A regimen of thiacetazone plus isoniazid has been administrated as one of the standard regimens in the treatment of 15,000 Korean patients with pulmonary tuberculosis through every health center all over the country. Apart from the risk of toxicity, a further reason for caution before using thiacetazone out side of Africa is the possibility that tubercle bacilli from different countries may vary in their sensitivity to the drug. This possibility was first raised when Thomas and others (1961) reported that untreated South lndian patients were more resistant to thiacetazone than British patients.
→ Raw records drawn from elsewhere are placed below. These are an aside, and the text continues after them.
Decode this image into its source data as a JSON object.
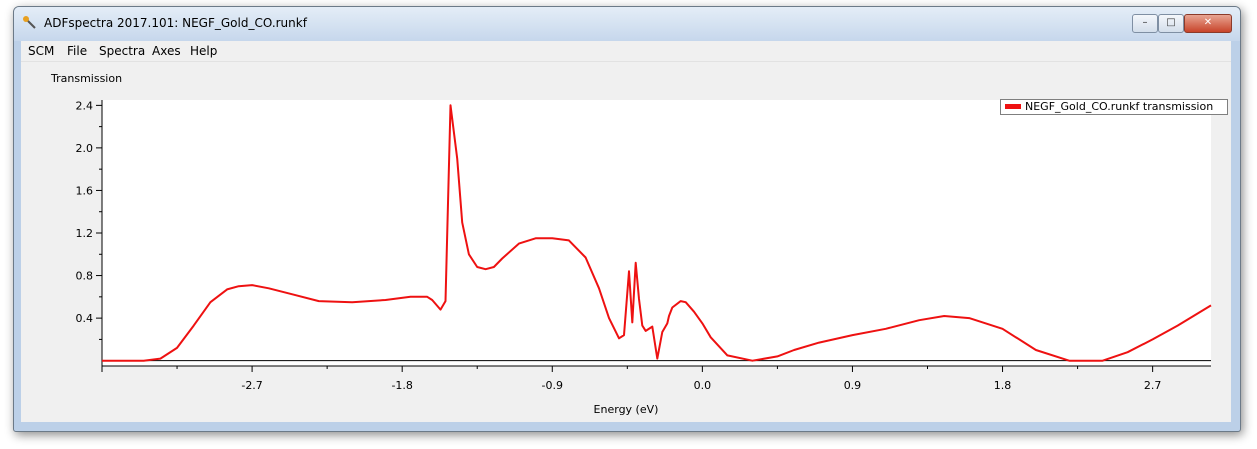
{
  "window": {
    "title": "ADFspectra 2017.101: NEGF_Gold_CO.runkf",
    "minimize": "–",
    "maximize": "□",
    "close": "✕"
  },
  "menu": [
    "SCM",
    "File",
    "Spectra",
    "Axes",
    "Help"
  ],
  "colors": {
    "series": "#ee1111",
    "plot_background": "#ffffff",
    "panel_background": "#f0f0f0"
  },
  "chart_data": {
    "type": "line",
    "ylabel": "Transmission",
    "xlabel": "Energy (eV)",
    "xlim": [
      -3.6,
      3.05
    ],
    "ylim": [
      -0.05,
      2.45
    ],
    "x_ticks": [
      -2.7,
      -1.8,
      -0.9,
      0.0,
      0.9,
      1.8,
      2.7
    ],
    "x_tick_labels": [
      "-2.7",
      "-1.8",
      "-0.9",
      "0.0",
      "0.9",
      "1.8",
      "2.7"
    ],
    "y_ticks": [
      0.4,
      0.8,
      1.2,
      1.6,
      2.0,
      2.4
    ],
    "y_tick_labels": [
      "0.4",
      "0.8",
      "1.2",
      "1.6",
      "2.0",
      "2.4"
    ],
    "grid": false,
    "legend_position": "top-right",
    "series": [
      {
        "name": "NEGF_Gold_CO.runkf transmission",
        "x": [
          -3.6,
          -3.35,
          -3.25,
          -3.15,
          -3.05,
          -2.95,
          -2.85,
          -2.78,
          -2.7,
          -2.6,
          -2.45,
          -2.3,
          -2.1,
          -1.9,
          -1.75,
          -1.65,
          -1.62,
          -1.57,
          -1.54,
          -1.51,
          -1.47,
          -1.44,
          -1.4,
          -1.35,
          -1.3,
          -1.25,
          -1.2,
          -1.1,
          -1.0,
          -0.9,
          -0.8,
          -0.7,
          -0.62,
          -0.56,
          -0.5,
          -0.47,
          -0.44,
          -0.42,
          -0.4,
          -0.38,
          -0.36,
          -0.34,
          -0.3,
          -0.27,
          -0.24,
          -0.21,
          -0.2,
          -0.18,
          -0.13,
          -0.1,
          -0.05,
          0.0,
          0.05,
          0.15,
          0.3,
          0.45,
          0.55,
          0.7,
          0.9,
          1.1,
          1.3,
          1.45,
          1.6,
          1.8,
          2.0,
          2.2,
          2.4,
          2.55,
          2.7,
          2.85,
          3.05
        ],
        "y": [
          0.0,
          0.0,
          0.02,
          0.12,
          0.33,
          0.55,
          0.67,
          0.7,
          0.71,
          0.68,
          0.62,
          0.56,
          0.55,
          0.57,
          0.6,
          0.6,
          0.57,
          0.48,
          0.56,
          2.4,
          1.9,
          1.3,
          1.0,
          0.88,
          0.86,
          0.88,
          0.96,
          1.1,
          1.15,
          1.15,
          1.13,
          0.97,
          0.68,
          0.4,
          0.21,
          0.24,
          0.84,
          0.36,
          0.92,
          0.58,
          0.33,
          0.28,
          0.32,
          0.02,
          0.27,
          0.35,
          0.42,
          0.5,
          0.56,
          0.55,
          0.46,
          0.35,
          0.22,
          0.05,
          0.0,
          0.04,
          0.1,
          0.17,
          0.24,
          0.3,
          0.38,
          0.42,
          0.4,
          0.3,
          0.1,
          0.0,
          0.0,
          0.08,
          0.2,
          0.33,
          0.52
        ]
      }
    ]
  }
}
A comparison was therefore undertaken and is reported here:
Materials and methods
Sensitivity tests to thiacetazone were done on cultures of tubercle bacilli isolated from 176 Korean, 31 British and 20 Hong Kong patients without previous antituberculosis chemotherapy and with INH, PAS and SM sensitive organisms. The British and Hong Kong strains were sent by Prof. D. A. Mitchison from the Medical Research Council’ s Unit for Research of Drug Sensitivity in London. The tests were done two ways, the standard MIC and the dilute inoculum MIC by the British Medical Research Council' s technique. The results were read as a MIC (minimal inhibitory concentration). 1) The sensitivity to thiacetazone of the standard strain H37Rv was the MIC of 1 mcg. / ml; on the other hand the MIC of 1 mcg. / ml. or more with 50.1 % of the Korean, 22.6% of the British, and 70.0% of the Hong Kong cultures, respectively. 2) The dilute inoculum MIC of 1 mcg. / ml. or more was 32.0% of the Korean, 12.9% of the British, and 55.0% of the Hong Kong cultures and statistically significant (P. ranging from 0.0275 to 0.005) , respectively. 3) A comparison of geographical distribution of natural thiacetazone sensitivity of the dilute inoculum MIC 1 mcg./ml. or more was 30. 0% of the Seoul-Kyunggi patients, 26.9% of the Honam patients, and 38.7% of the Kyungnam patients; with the geometric means of the mean inhibitory concentrations being 0.55 mcg. 1ml. , and 0.56 mcg. / ml. 0.56 mcg. / ml. respectively. This was not statistical1y significant (P> 0.05). 4) A comparison between the standard MIC with the dilute inoculum MIC technique was undertaken; the results showed the standard MIC technique was higher incidence of resistance than dilute inoculum MIC technique.